For the past few years, heat during the summer has appeared to reach record-breaking levels in many parts of the world. This year too, ‘extreme heat’ has led to scorching conditions in many parts of the northern hemisphere. Large parts of Europe, including the United Kingdom (UK), witnessed extreme heat levels. Similarly, on the other side of the globe, China is reeling under dangerous drought and unusual heat and India is seeing heat waves even during spring. The dangerous heat waves did not even spare places like Siberia and Canada. Worryingly, this trend is not going to recede; in fact, it is going to get worse.
A study published in Nature journal on August 25 says that in the decades to come, dangerous heat waves will hit much of the world more frequently – at least thrice more often than today.
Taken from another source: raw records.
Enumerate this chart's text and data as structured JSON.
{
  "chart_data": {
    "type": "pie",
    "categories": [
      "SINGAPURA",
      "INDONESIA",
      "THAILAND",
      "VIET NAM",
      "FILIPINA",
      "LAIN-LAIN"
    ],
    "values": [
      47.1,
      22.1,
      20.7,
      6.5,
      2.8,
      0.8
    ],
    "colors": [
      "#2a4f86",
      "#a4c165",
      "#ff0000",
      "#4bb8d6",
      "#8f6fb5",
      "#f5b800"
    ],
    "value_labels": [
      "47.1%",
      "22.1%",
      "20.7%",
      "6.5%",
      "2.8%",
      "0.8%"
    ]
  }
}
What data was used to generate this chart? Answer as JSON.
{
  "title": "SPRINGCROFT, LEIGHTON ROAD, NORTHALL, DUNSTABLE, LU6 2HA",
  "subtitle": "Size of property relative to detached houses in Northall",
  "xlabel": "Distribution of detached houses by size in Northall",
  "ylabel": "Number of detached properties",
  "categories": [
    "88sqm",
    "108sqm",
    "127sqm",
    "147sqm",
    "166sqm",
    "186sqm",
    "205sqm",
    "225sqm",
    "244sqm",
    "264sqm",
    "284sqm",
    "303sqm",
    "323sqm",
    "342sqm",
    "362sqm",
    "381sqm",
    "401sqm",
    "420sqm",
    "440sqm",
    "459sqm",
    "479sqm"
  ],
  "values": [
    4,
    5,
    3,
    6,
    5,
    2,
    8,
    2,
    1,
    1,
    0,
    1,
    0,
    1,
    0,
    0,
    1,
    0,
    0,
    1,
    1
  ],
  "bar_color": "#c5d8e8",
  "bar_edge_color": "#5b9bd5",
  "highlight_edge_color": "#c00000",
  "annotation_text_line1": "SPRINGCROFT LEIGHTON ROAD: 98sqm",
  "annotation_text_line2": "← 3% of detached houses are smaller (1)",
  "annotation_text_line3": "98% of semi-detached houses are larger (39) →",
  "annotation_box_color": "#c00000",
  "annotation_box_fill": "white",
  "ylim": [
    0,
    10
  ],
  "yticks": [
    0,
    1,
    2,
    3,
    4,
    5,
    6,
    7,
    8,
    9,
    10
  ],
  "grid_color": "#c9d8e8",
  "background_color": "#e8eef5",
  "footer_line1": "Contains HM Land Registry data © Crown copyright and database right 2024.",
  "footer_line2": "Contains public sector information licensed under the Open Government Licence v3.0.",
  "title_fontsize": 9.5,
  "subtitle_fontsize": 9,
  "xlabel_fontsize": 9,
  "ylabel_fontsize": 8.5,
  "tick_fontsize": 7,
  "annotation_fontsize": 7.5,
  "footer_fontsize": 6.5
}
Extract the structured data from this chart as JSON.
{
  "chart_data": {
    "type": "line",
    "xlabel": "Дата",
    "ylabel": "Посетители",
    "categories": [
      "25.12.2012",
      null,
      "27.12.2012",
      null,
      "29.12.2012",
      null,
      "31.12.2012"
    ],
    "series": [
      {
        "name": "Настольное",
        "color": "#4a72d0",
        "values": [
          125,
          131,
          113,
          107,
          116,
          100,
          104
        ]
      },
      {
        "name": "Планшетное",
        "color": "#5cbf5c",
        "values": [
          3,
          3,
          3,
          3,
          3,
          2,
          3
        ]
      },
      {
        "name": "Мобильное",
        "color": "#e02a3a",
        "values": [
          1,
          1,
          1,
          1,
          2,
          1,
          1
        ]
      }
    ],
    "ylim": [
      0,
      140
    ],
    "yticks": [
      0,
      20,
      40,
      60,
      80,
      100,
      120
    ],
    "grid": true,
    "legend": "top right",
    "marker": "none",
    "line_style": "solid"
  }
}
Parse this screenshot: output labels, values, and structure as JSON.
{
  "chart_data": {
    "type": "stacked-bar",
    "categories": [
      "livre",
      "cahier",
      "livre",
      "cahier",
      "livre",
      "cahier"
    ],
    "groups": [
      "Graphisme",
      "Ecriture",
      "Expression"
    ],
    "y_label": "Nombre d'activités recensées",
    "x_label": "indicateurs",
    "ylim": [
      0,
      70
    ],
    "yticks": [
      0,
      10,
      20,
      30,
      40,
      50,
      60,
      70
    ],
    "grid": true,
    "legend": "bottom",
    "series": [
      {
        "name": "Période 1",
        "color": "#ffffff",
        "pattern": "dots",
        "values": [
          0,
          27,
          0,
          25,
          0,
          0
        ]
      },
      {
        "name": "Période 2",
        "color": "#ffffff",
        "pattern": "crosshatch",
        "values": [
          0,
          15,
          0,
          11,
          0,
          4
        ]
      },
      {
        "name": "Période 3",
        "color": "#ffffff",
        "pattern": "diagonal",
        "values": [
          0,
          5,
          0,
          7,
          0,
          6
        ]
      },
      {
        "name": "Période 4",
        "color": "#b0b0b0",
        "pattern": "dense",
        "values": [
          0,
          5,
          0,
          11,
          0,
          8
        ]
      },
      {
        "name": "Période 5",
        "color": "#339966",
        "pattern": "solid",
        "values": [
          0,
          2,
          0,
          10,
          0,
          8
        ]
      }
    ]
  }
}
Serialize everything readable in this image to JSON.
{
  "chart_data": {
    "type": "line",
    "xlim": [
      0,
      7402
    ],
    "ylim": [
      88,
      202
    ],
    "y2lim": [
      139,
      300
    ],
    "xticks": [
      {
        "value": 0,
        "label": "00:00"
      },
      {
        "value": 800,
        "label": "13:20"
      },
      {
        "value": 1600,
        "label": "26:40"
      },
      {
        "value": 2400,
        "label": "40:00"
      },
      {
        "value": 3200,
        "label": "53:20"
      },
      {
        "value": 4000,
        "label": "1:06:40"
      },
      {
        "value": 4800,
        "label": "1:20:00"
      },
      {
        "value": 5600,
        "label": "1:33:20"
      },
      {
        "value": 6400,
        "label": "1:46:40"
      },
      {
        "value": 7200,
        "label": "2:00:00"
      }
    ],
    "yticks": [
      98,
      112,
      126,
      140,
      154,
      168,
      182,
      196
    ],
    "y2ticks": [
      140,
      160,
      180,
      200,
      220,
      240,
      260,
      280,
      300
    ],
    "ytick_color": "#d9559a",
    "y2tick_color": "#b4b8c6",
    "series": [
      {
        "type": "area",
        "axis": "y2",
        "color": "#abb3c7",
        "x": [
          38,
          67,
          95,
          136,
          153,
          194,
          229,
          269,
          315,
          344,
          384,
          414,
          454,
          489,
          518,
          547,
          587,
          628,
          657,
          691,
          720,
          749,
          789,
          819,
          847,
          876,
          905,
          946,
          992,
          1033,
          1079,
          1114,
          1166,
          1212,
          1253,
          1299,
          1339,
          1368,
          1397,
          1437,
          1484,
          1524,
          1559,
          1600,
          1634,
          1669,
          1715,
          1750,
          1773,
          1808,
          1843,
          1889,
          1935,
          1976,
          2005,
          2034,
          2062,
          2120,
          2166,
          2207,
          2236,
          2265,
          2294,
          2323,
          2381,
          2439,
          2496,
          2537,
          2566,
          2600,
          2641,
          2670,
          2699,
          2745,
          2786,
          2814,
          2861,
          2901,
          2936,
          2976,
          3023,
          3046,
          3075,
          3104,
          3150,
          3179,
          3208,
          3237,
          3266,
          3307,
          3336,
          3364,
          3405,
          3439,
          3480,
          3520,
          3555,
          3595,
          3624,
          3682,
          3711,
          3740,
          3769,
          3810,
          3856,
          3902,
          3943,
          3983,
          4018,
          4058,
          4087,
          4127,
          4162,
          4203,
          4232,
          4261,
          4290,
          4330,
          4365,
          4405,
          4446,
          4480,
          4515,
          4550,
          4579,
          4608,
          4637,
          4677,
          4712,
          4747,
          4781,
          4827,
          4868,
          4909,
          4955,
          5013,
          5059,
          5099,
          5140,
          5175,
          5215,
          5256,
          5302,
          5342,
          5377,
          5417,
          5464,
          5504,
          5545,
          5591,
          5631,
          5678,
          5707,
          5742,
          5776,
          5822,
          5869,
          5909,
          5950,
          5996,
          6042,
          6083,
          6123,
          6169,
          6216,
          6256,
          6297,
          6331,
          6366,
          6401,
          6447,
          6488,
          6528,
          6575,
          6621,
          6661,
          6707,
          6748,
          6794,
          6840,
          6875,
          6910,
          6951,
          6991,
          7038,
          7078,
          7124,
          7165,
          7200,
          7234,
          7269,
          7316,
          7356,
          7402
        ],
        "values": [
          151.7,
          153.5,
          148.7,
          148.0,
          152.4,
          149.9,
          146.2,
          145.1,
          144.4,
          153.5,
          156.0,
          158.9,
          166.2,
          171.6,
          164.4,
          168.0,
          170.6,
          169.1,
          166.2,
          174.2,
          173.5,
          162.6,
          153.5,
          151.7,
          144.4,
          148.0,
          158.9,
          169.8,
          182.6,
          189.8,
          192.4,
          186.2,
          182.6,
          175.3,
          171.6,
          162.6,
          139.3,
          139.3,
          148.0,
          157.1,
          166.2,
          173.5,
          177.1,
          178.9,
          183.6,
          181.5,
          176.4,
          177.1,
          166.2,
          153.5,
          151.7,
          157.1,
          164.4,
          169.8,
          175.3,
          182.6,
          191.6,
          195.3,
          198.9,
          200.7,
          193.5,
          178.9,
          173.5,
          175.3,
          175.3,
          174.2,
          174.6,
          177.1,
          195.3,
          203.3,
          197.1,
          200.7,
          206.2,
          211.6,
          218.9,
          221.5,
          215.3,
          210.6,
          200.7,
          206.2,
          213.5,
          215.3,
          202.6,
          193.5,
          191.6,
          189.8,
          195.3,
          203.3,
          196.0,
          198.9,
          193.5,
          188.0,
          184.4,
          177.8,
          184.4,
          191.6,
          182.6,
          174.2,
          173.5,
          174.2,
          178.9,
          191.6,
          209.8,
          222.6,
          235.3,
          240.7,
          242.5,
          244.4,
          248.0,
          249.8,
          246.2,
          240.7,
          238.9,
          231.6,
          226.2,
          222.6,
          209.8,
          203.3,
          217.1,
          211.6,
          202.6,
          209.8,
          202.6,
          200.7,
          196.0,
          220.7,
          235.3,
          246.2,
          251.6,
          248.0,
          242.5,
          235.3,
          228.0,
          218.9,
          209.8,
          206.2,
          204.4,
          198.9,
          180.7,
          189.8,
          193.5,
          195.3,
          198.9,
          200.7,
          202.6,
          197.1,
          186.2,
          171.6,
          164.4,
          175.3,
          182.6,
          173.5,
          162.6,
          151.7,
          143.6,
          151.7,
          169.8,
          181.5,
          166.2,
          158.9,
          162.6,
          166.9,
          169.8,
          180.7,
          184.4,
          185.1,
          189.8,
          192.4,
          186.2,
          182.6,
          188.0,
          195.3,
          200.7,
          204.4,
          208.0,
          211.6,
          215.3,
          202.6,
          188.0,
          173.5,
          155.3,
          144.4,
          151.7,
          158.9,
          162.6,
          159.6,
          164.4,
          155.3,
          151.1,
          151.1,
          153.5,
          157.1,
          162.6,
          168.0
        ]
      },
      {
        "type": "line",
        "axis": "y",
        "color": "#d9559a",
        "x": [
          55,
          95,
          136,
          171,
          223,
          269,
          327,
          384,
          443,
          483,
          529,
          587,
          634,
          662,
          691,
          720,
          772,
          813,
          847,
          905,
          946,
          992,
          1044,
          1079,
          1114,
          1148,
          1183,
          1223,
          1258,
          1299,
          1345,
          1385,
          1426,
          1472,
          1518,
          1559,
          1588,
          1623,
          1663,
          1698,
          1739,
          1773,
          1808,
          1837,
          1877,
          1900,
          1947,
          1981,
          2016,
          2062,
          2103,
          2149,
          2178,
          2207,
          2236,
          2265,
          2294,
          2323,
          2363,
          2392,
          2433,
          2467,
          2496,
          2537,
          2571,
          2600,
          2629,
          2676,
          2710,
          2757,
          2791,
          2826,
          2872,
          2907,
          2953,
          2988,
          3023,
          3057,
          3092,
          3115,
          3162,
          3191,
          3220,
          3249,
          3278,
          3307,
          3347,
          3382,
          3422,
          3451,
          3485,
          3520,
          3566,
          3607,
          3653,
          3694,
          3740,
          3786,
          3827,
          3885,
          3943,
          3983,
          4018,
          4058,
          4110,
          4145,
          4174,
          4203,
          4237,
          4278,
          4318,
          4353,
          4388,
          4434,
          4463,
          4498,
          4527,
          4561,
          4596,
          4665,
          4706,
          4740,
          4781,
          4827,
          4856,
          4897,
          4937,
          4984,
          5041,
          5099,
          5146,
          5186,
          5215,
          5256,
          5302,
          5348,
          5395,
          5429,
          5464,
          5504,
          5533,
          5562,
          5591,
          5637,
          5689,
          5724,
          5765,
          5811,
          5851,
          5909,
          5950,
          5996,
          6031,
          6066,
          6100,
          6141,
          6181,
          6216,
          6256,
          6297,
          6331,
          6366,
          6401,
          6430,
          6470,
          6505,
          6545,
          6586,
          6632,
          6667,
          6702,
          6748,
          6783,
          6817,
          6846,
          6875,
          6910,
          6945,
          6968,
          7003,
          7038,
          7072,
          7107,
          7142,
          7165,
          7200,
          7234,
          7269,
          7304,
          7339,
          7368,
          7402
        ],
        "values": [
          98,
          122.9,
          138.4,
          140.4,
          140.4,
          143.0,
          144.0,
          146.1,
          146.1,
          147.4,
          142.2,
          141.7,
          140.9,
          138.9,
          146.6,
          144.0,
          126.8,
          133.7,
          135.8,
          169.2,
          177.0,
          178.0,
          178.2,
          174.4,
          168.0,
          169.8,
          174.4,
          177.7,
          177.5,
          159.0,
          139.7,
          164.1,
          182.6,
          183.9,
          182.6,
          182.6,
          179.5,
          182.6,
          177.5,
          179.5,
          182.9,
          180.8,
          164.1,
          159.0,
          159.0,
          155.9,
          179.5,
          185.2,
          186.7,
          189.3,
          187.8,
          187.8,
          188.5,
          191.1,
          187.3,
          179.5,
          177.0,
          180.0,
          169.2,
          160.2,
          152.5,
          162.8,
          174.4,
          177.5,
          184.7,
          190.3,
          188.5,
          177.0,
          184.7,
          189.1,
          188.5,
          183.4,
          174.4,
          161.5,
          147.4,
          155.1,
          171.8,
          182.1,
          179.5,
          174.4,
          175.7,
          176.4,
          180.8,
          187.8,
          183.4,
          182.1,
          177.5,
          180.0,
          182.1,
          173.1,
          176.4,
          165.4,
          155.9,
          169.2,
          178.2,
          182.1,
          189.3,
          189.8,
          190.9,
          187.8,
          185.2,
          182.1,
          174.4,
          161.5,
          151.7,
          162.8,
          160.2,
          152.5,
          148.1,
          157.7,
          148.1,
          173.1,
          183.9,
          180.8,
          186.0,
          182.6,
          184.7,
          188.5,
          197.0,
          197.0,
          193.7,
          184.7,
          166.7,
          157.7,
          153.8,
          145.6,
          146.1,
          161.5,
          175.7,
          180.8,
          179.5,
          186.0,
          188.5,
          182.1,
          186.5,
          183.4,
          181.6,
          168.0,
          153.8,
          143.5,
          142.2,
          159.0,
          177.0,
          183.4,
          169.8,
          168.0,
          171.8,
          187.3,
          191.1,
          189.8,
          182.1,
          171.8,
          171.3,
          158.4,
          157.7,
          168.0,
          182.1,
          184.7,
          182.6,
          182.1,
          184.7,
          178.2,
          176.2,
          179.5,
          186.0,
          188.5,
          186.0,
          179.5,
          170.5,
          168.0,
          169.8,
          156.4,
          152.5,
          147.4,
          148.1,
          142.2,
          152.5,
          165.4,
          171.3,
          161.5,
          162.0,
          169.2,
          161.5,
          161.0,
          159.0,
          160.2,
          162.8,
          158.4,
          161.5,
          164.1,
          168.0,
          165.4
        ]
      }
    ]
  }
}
The study says that with rising global temperatures, the tropical regions, including India, are likely to face extreme heat conditions almost daily by the end of this century. Even if the world reduces greenhouse emissions, this condition is likely to prevail, the study says.
The mid-latitude countries, including the United States, will not be spared either. In this region, the number of hot days with high temperature and humidity – which is enough for exhaustion – is likely to get doubled by the middle of this century, say by the year 2050. This trend will continue to rise, the study suggests. Temperatures of around 39 degrees Celsius or higher have been projected to occur 20 to 50 times a year by the middle of this century. This temperature range is occurring in these regions occasionally now. More so, the study authors say that the brutal heat and humidity combo can linger for the entire summer in parts of the US.
The researchers considered population growth, patterns of economic development and energy choices, and coupled those with climate models to project how the heat and humidity combination will change with time.
The study projects an extremely dangerous situation for India. It suggests that a heat index where the temperature rises to over 50 degrees Celsius, an ‘extremely dangerous’ level that will scorch the tropical belt that includes India for 1 to 4 weeks in a year by the end of the century. This extremely dangerous situation which occurs very rarely now will become common.
Commenting on the imminent danger of climate crisis, the first author of the study Lucas Zepetello of Harvard University said in a statement, “So that’s kind of the scary thing about this. That’s something where potentially billions of people are going to be exposed to extremely dangerous levels of heat very regularly. So something that’s gone from virtually never happening before will go to something that is happening every year.”
Lucas and others in the team of researchers used around 1000 computer simulations to study the probabilities of two levels of high heat—one is a heat index where the temperature rises to 39.4 degrees Celsius and the other one where the temperature is around 51 degrees Celsius. They calculated these heat indices for the years 2050 and 2100 with a comparison of how often these heat indices occurred each year across the world between 1979 and 1998.
The researchers found that there was a three to ten-fold increase in the 39.4 degrees Celsius heat index in the mid-latitude regions. They found this scenario of heat even when global warming is limited to 2 degrees Celsius increase over the pre-industrial level.
“Sadly, the horrific predictions shown in this study are credible. The past two summers have provided a window into our steamy future, with lethal heat waves in Europe, China, northwestern North America, India, the south-central U.S., the U.K., central Siberia, and even New England. Already hot places will become uninhabitable as heat indices exceed dangerous thresholds, affecting humans and ecosystems alike. Areas, where extreme heat is now rare, will also suffer increasingly, as infrastructure and living things are ill-adapted to the crushing heat,” commented Jennifer Francis in a statement to Washington Post. Francis is a climate scientist at the Woodwell Climate Research Center.